The words hit Jay like a physical blow. He sat there, pizza forgotten, staring at Bobby as everything he thought he knew about himself crumbled.

'They saw through it. All of it. And they stayed anyway.'

"You..." His voice came out rough, barely a whisper. "You all knew I was using you, and you stayed?"

"We stayed because you weren't really using us," Bobby said gently. "You were just too scared to believe anyone would stick around for Jay without all the calculations and careful benefits. So you built this whole elaborate system where everyone wins because you couldn't trust that people might just like you."
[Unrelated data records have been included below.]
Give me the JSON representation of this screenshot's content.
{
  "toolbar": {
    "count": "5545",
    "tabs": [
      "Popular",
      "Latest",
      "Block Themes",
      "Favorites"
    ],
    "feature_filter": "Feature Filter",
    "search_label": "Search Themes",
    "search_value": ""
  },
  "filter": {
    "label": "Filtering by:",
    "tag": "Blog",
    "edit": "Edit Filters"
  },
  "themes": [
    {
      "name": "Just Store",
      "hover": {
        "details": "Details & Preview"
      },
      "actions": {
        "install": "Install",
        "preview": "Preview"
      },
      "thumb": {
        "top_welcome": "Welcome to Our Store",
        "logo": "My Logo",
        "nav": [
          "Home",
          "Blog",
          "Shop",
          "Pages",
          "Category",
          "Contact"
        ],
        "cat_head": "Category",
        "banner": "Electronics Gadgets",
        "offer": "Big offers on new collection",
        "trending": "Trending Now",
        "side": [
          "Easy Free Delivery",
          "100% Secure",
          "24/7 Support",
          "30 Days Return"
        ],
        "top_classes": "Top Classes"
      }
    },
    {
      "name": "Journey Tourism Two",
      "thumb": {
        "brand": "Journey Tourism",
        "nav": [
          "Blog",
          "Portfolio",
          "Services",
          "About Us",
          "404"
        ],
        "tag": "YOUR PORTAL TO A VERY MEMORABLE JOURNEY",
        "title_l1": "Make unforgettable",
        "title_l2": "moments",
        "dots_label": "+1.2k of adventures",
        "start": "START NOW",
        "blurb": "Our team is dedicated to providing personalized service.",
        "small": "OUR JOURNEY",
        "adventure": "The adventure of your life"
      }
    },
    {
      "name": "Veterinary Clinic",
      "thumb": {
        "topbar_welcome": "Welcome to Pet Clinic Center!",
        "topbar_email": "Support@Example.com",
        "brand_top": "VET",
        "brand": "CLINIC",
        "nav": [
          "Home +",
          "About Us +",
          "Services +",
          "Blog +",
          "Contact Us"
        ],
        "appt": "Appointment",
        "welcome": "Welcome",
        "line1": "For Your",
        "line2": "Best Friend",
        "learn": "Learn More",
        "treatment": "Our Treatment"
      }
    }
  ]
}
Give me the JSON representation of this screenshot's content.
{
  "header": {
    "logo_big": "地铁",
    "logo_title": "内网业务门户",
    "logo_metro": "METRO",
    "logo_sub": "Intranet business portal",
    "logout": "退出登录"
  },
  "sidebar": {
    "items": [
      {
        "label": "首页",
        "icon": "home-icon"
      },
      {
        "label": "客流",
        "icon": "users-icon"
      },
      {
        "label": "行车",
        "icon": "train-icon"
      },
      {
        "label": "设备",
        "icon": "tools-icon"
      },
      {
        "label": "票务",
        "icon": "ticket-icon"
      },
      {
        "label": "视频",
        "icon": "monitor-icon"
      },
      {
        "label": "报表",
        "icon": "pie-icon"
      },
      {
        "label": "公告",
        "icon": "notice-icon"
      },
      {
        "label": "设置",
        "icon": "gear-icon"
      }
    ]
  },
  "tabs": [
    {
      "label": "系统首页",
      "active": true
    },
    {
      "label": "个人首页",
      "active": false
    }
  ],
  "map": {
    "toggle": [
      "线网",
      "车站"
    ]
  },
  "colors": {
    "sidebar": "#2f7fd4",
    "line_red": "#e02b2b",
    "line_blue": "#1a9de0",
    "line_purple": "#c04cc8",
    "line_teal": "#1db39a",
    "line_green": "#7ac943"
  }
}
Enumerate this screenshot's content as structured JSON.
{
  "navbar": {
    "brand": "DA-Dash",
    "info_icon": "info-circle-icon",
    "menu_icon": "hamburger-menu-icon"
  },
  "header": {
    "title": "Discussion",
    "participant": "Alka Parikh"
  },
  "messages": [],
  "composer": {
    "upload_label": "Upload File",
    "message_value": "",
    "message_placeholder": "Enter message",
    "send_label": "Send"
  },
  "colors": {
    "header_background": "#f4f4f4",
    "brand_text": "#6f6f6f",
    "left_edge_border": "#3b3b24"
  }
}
Jay felt tears sting his eyes. 'All this time, I thought I was so clever. So careful. And they saw right through me and chose to care anyway.'

"I don't understand," he said, his voice breaking. "If you knew, why didn't you say anything? Why let me keep pretending?"

"Because you needed the pretense," Bobby replied simply. "You needed to believe you were in control, that everything was transactional. But we were watching you, kid. We saw how you'd sit up all night after giving us those abilities and making sure we were all safe. How you'd check on Maria when she was working to keep track of every S.H.I.E.L.D. agent and teching medicine to Linda to make most of her diagnostic powers. How you'd find ways to get Tom's medications covered without him knowing it came from you?"

'They saw all of that?'

"Those weren't transactions, Jay. Those were just you caring about people and being too stubborn to admit it."

"You know what living looks like?" Bobby asked.

"What?"

"It's when you wake up excited about something. Doesn't matter what—Max gets excited about pizza dough and testing his encryption abilities. Maria gets excited about tracking down landlords who try to cheat our people. Some people get excited about stupid TV shows or arguing about sports." Bobby grinned. "It's about doing things because they make you feel alive, not because someone needs you to do them."

'When was the last time I felt excited about anything except for getting new powers or making my plans work? When was the last time I did something just for me?'

"I can't remember the last time I felt excited," Jay said quietly.

"Then that's where you start."

Jay took another bite of Max's pizza, really tasting it this time. 'The kid made this because he loves making it. Not to prove anything or get something back.'

"Thank you," Jay said suddenly. "For coming here. For the pizza. For... this."

Bobby started to respond, but Jay held up his hand.

"And I'm going to try not to figure out how to pay you back for it."

Bobby's grin was worth everything. "Now you're getting it."

"Don't go all therapist on me," Bobby added, standing and brushing crumbs off his jacket. "You still overthink everything. Maybe try talking to someone who isn't wrapped up in all this hero stuff. Go on a date. Meet someone normal."

Despite everything—Masque still missing, the guilt over screaming at Ben and Alicia, this whole identity crisis—Jay laughed. Actually laughed. 'When was the last time I did that?'

"There we go," Bobby said. "That's the sound I was looking for. Though knowing you, you'll probably turn dating into some kind of strategic operation."

"Probably," Jay admitted, and it felt honest instead of shameful.

"Bobby?" Jay called as his friend walked away.

"Yeah?"

"Next time Max makes pizza, save me a dozen of them. I want to eat it when I'm not having a breakdown."

Bobby's laughter carried across the square. Jay's thoughts were quieter now. 'I still have to deal with Masque. Still have to face Ben and Alicia after that disaster. Still have to figure out how to be a person instead of just a collection of useful abilities.'

But maybe that was what freedom actually looked like: not having all the answers, but being willing to figure them out as you go.